The new standards would force banks to rely more on equity than debt to fund themselves, so that they are able to better withstand significant losses.

It is up to each country to write rules to implement the Basel agreement for its banks.

The accord, which is to be phased in from 2013 through 2019, will require banks to maintain top-quality capital equivalent to 7 percent of their risk-bearing assets, about three times what they are required to hold under existing rules. The Fed proposal adheres to this standard.

Banks have mostly agreed this minimum level is necessary.

The biggest banks, however, have balked at a part of the agreement to have 28 global "systemic" banks hold as much as an additional 2.5 percent capital buffer.

This provision would hit the largest international financial institutions such as JPMorgan Chase & Co, Goldman Sachs Group Inc and Deutsche Bank AG.

The Fed draft proposal released on Thursday does not address the capital buffer for the largest banks; it will be considered at a later date.

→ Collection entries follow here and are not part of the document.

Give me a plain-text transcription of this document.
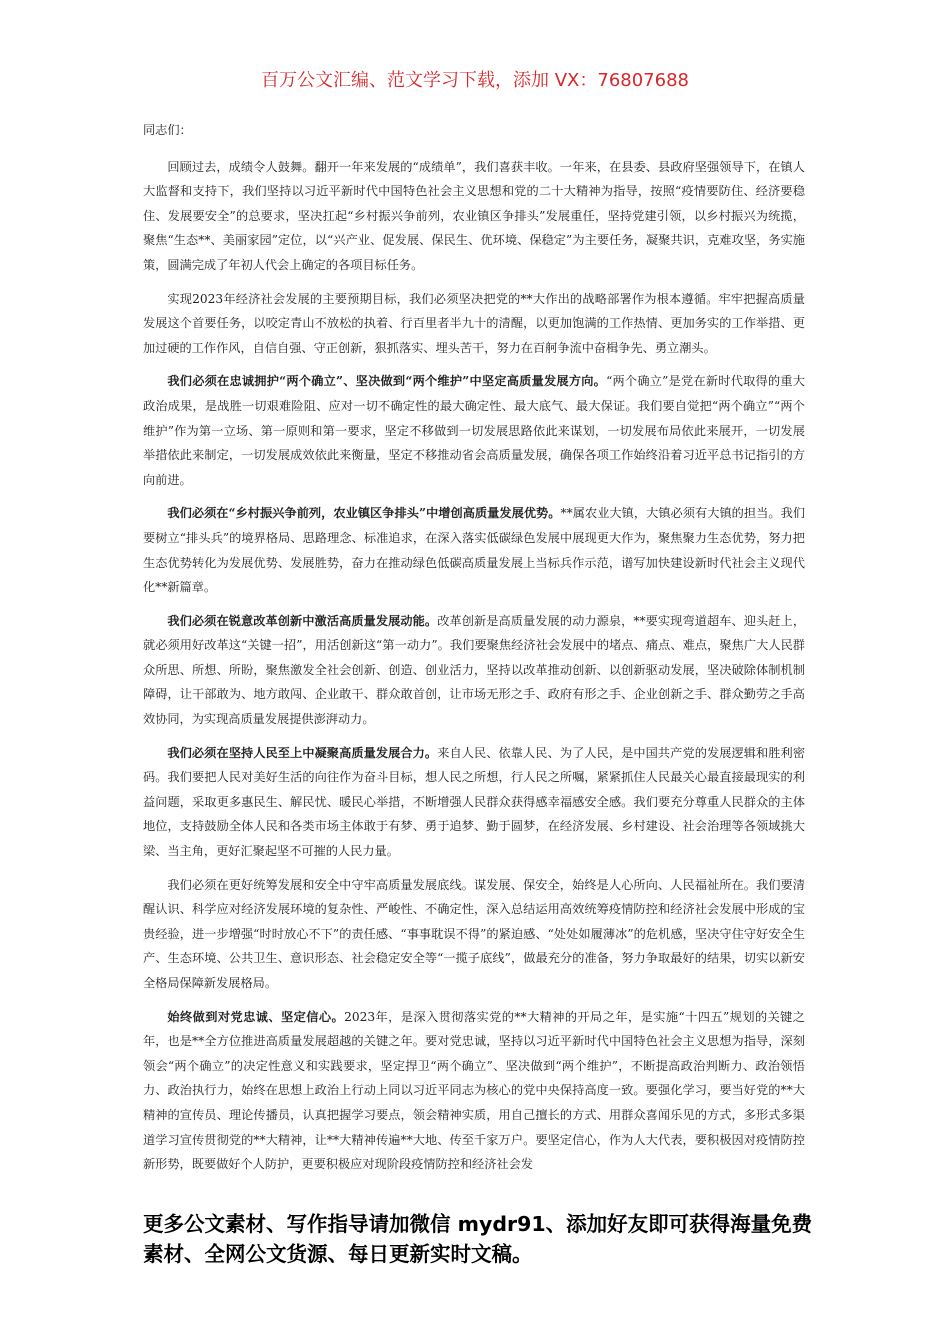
百万公文汇编、范文学习下载，添加 VX：76807688

同志们：

回顾过去，成绩令人鼓舞。翻开一年来发展的“成绩单”，我们喜获丰收。一年来，在县委、县政府坚强领导下，在镇人大监督和支持下，我们坚持以习近平新时代中国特色社会主义思想和党的二十大精神为指导，按照“疫情要防住、经济要稳住、发展要安全”的总要求，坚决扛起“乡村振兴争前列，农业镇区争排头”发展重任，坚持党建引领，以乡村振兴为统揽，聚焦“生态**、美丽家园”定位，以“兴产业、促发展、保民生、优环境、保稳定”为主要任务，凝聚共识，克难攻坚，务实施策，圆满完成了年初人代会上确定的各项目标任务。

实现2023年经济社会发展的主要预期目标，我们必须坚决把党的**大作出的战略部署作为根本遵循。牢牢把握高质量发展这个首要任务，以咬定青山不放松的执着、行百里者半九十的清醒，以更加饱满的工作热情、更加务实的工作举措、更加过硬的工作作风，自信自强、守正创新，狠抓落实、埋头苦干，努力在百舸争流中奋楫争先、勇立潮头。

我们必须在忠诚拥护“两个确立”、坚决做到“两个维护”中坚定高质量发展方向。“两个确立”是党在新时代取得的重大政治成果，是战胜一切艰难险阻、应对一切不确定性的最大确定性、最大底气、最大保证。我们要自觉把“两个确立”“两个维护”作为第一立场、第一原则和第一要求，坚定不移做到一切发展思路依此来谋划，一切发展布局依此来展开，一切发展举措依此来制定，一切发展成效依此来衡量，坚定不移推动省会高质量发展，确保各项工作始终沿着习近平总书记指引的方向前进。

我们必须在“乡村振兴争前列，农业镇区争排头”中增创高质量发展优势。**属农业大镇，大镇必须有大镇的担当。我们要树立“排头兵”的境界格局、思路理念、标准追求，在深入落实低碳绿色发展中展现更大作为，聚焦聚力生态优势，努力把生态优势转化为发展优势、发展胜势，奋力在推动绿色低碳高质量发展上当标兵作示范，谱写加快建设新时代社会主义现代化**新篇章。

我们必须在锐意改革创新中激活高质量发展动能。改革创新是高质量发展的动力源泉，**要实现弯道超车、迎头赶上，就必须用好改革这“关键一招”，用活创新这“第一动力”。我们要聚焦经济社会发展中的堵点、痛点、难点，聚焦广大人民群众所思、所想、所盼，聚焦激发全社会创新、创造、创业活力，坚持以改革推动创新、以创新驱动发展，坚决破除体制机制障碍，让干部敢为、地方敢闯、企业敢干、群众敢首创，让市场无形之手、政府有形之手、企业创新之手、群众勤劳之手高效协同，为实现高质量发展提供澎湃动力。

我们必须在坚持人民至上中凝聚高质量发展合力。来自人民、依靠人民、为了人民，是中国共产党的发展逻辑和胜利密码。我们要把人民对美好生活的向往作为奋斗目标，想人民之所想，行人民之所嘱，紧紧抓住人民最关心最直接最现实的利益问题，采取更多惠民生、解民忧、暖民心举措，不断增强人民群众获得感幸福感安全感。我们要充分尊重人民群众的主体地位，支持鼓励全体人民和各类市场主体敢于有梦、勇于追梦、勤于圆梦，在经济发展、乡村建设、社会治理等各领域挑大梁、当主角，更好汇聚起坚不可摧的人民力量。

我们必须在更好统筹发展和安全中守牢高质量发展底线。谋发展、保安全，始终是人心所向、人民福祉所在。我们要清醒认识、科学应对经济发展环境的复杂性、严峻性、不确定性，深入总结运用高效统筹疫情防控和经济社会发展中形成的宝贵经验，进一步增强“时时放心不下”的责任感、“事事耽误不得”的紧迫感、“处处如履薄冰”的危机感，坚决守住守好安全生产、生态环境、公共卫生、意识形态、社会稳定安全等“一揽子底线”，做最充分的准备，努力争取最好的结果，切实以新安全格局保障新发展格局。

始终做到对党忠诚、坚定信心。2023年，是深入贯彻落实党的**大精神的开局之年，是实施“十四五”规划的关键之年，也是**全方位推进高质量发展超越的关键之年。要对党忠诚，坚持以习近平新时代中国特色社会主义思想为指导，深刻领会“两个确立”的决定性意义和实践要求，坚定捍卫“两个确立”、坚决做到“两个维护”，不断提高政治判断力、政治领悟力、政治执行力，始终在思想上政治上行动上同以习近平同志为核心的党中央保持高度一致。要强化学习，要当好党的**大精神的宣传员、理论传播员，认真把握学习要点，领会精神实质，用自己擅长的方式、用群众喜闻乐见的方式，多形式多渠道学习宣传贯彻党的**大精神，让**大精神传遍**大地、传至千家万户。要坚定信心，作为人大代表，要积极因对疫情防控新形势，既要做好个人防护，更要积极应对现阶段疫情防控和经济社会发

更多公文素材、写作指导请加微信 mydr91、添加好友即可获得海量免费素材、全网公文货源、每日更新实时文稿。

The Fed broke up its proposal for implementing the Basel agreement into three separate rules. The first two, which govern capital levels and the types of assets that can count toward the new standards, would apply to all U.S. banks with $500 million or more in assets.

The third rule addresses the models and methods the largest banks, those with more than $250 billion in assets, can use to determine the amount of capital they have to hold based on the risk of their assets.

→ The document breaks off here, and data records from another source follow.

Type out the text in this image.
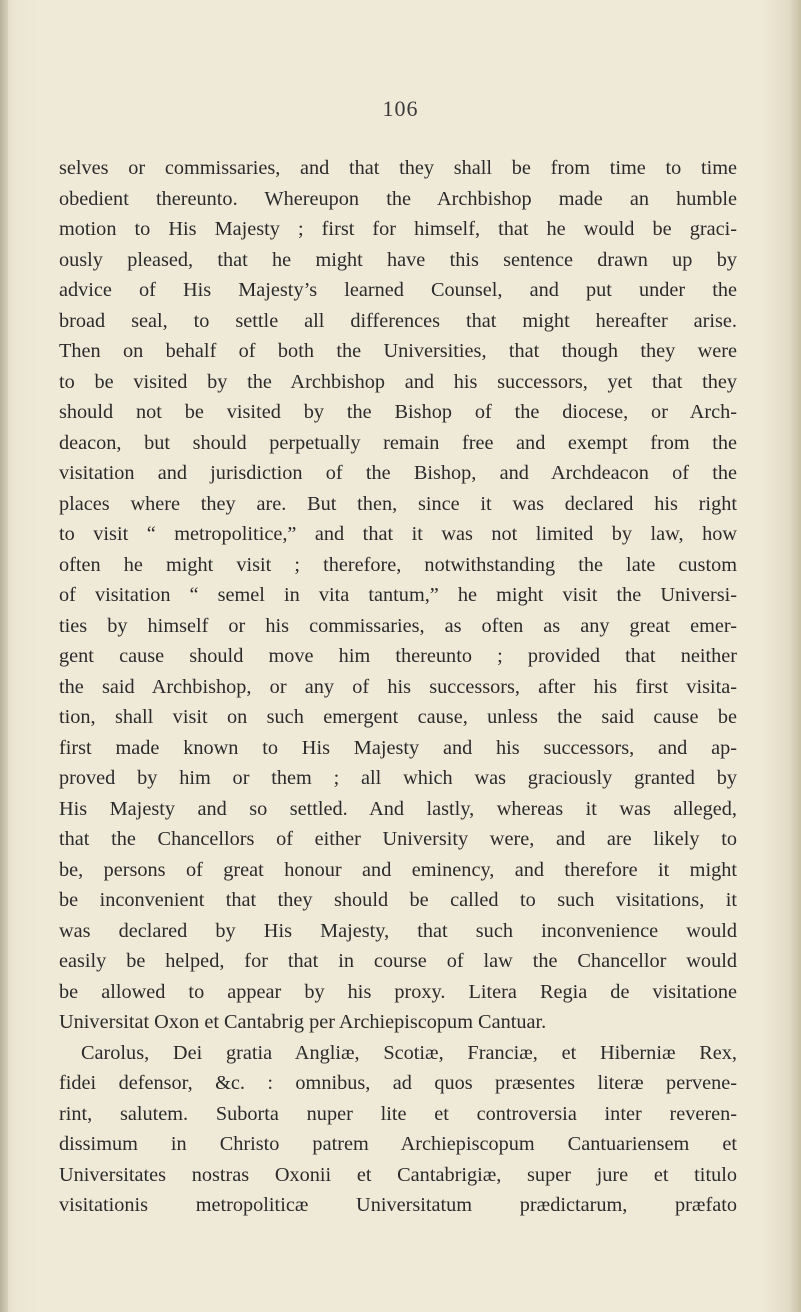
106
selves or commissaries, and that they shall be from time to time
obedient thereunto. Whereupon the Archbishop made an humble
motion to His Majesty ; first for himself, that he would be graci-
ously pleased, that he might have this sentence drawn up by
advice of His Majesty’s learned Counsel, and put under the
broad seal, to settle all differences that might hereafter arise.
Then on behalf of both the Universities, that though they were
to be visited by the Archbishop and his successors, yet that they
should not be visited by the Bishop of the diocese, or Arch-
deacon, but should perpetually remain free and exempt from the
visitation and jurisdiction of the Bishop, and Archdeacon of the
places where they are. But then, since it was declared his right
to visit “ metropolitice,” and that it was not limited by law, how
often he might visit ; therefore, notwithstanding the late custom
of visitation “ semel in vita tantum,” he might visit the Universi-
ties by himself or his commissaries, as often as any great emer-
gent cause should move him thereunto ; provided that neither
the said Archbishop, or any of his successors, after his first visita-
tion, shall visit on such emergent cause, unless the said cause be
first made known to His Majesty and his successors, and ap-
proved by him or them ; all which was graciously granted by
His Majesty and so settled. And lastly, whereas it was alleged,
that the Chancellors of either University were, and are likely to
be, persons of great honour and eminency, and therefore it might
be inconvenient that they should be called to such visitations, it
was declared by His Majesty, that such inconvenience would
easily be helped, for that in course of law the Chancellor would
be allowed to appear by his proxy. Litera Regia de visitatione
Universitat Oxon et Cantabrig per Archiepiscopum Cantuar.
Carolus, Dei gratia Angliæ, Scotiæ, Franciæ, et Hiberniæ Rex,
fidei defensor, &c. : omnibus, ad quos præsentes literæ pervene-
rint, salutem. Suborta nuper lite et controversia inter reveren-
dissimum in Christo patrem Archiepiscopum Cantuariensem et
Universitates nostras Oxonii et Cantabrigiæ, super jure et titulo
visitationis metropoliticæ Universitatum prædictarum, præfato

Also on Thursday, the Fed board is set to vote on a final rule implementing new capital standards regarding risks posed specifically by banks' trading books.

This update for trading books is known as Basel 2.5.

In response to the financial crisis, regulators across the world agreed to update their capital guidelines to better take into account the risks from such things as securities made up of mortgages, which played a key role in the meltdown.

U.S. regulators had delayed putting this rule into place because the 2010 Dodd-Frank financial oversight law bans the use of work done by credit rating agencies in U.S. banking regulations, including those that assess bank capital. The agencies have struggled to find alternatives.

Banks have argued that some of the substitutes for credit ratings included in a proposed rule released in December will not be effective.

For instance, they have questioned whether relying on ratings from the Organisation for Economic Co-operation and Development (OECD) to gauge the riskiness of sovereign debt will work.

In the proposed final rule released on Thursday the Fed rejected this concern and said regulators will use OECD ratings.